Conditions of Employment

  • 4% of women and 3% of men commenced paid parental leave during the year. Men were away for an average of 4.6 days. The available paid paternity entitlement is 5 days.

    Graph: Women Completing Parental Leave
  • 84% of women completing parental leave during the year returned to work; this compares to 89% last year and 42% the year before. Statistics will be monitored during the next reporting period to analyse and assess the impact of the amended parental leave arrangements that came into force in January 2000.
  • Of the women due to return to work at the end of parental leave, 79% returned part-time and 5% returned full-time. The remainder resigned during parental leave.
  • During the year 5% of staff received approval to work part-time.
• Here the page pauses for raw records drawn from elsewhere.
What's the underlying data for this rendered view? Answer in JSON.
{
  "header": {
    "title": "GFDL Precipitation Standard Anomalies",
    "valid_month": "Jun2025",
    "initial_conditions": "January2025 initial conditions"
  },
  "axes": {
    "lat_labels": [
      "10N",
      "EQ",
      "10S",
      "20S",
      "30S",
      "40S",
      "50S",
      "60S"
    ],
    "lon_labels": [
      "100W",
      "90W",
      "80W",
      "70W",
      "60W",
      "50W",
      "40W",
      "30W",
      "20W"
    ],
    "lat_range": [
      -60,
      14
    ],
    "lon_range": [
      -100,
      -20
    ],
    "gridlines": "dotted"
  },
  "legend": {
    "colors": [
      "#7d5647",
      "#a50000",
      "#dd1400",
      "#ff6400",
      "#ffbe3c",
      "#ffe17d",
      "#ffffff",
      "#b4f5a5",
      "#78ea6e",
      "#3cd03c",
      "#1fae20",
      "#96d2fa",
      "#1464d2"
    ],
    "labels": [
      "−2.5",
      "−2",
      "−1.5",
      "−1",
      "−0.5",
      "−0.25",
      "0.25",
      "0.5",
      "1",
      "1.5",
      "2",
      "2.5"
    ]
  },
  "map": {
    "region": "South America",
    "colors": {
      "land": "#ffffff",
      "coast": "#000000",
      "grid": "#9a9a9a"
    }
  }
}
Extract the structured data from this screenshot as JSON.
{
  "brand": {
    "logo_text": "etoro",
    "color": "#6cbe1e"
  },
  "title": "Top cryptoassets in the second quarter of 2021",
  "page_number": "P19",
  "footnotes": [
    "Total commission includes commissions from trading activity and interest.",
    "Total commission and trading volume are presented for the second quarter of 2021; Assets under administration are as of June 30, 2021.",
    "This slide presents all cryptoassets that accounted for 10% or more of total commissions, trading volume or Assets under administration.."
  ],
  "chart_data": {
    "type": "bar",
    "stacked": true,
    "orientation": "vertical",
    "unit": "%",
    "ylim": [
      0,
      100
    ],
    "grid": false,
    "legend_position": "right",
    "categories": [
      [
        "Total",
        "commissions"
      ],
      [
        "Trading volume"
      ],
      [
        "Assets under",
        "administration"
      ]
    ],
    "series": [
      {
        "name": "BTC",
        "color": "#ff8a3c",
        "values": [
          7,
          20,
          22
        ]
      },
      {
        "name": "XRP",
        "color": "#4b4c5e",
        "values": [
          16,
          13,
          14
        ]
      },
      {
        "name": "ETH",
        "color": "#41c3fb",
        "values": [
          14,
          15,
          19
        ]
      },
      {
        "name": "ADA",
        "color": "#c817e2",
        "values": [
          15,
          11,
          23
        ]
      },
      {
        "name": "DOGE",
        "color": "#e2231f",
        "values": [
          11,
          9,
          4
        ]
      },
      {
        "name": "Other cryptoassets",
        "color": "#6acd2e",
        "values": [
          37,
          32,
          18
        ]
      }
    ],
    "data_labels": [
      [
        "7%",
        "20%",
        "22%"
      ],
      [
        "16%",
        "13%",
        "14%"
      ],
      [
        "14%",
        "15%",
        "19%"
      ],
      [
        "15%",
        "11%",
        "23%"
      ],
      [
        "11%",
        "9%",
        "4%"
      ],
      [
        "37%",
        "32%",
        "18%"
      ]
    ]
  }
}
This comprised 37 women and two men from salary Levels 1 through to 7. There were 15 women working part-time contiguous with parental leave. There were 6 employees working in permanent part-time positions and 15 involved in temporary part-time work. Contract staff working on a part-time basis totalled 11. There was one job share arrangement during the year. As at 30 June, 10 staff were on the job share register, indicating their interest to job share.
  • 37% of staff took carer's leave during the year, the same figure as last year. This leave was used equally by men and women and the average number of days taken was 2.5.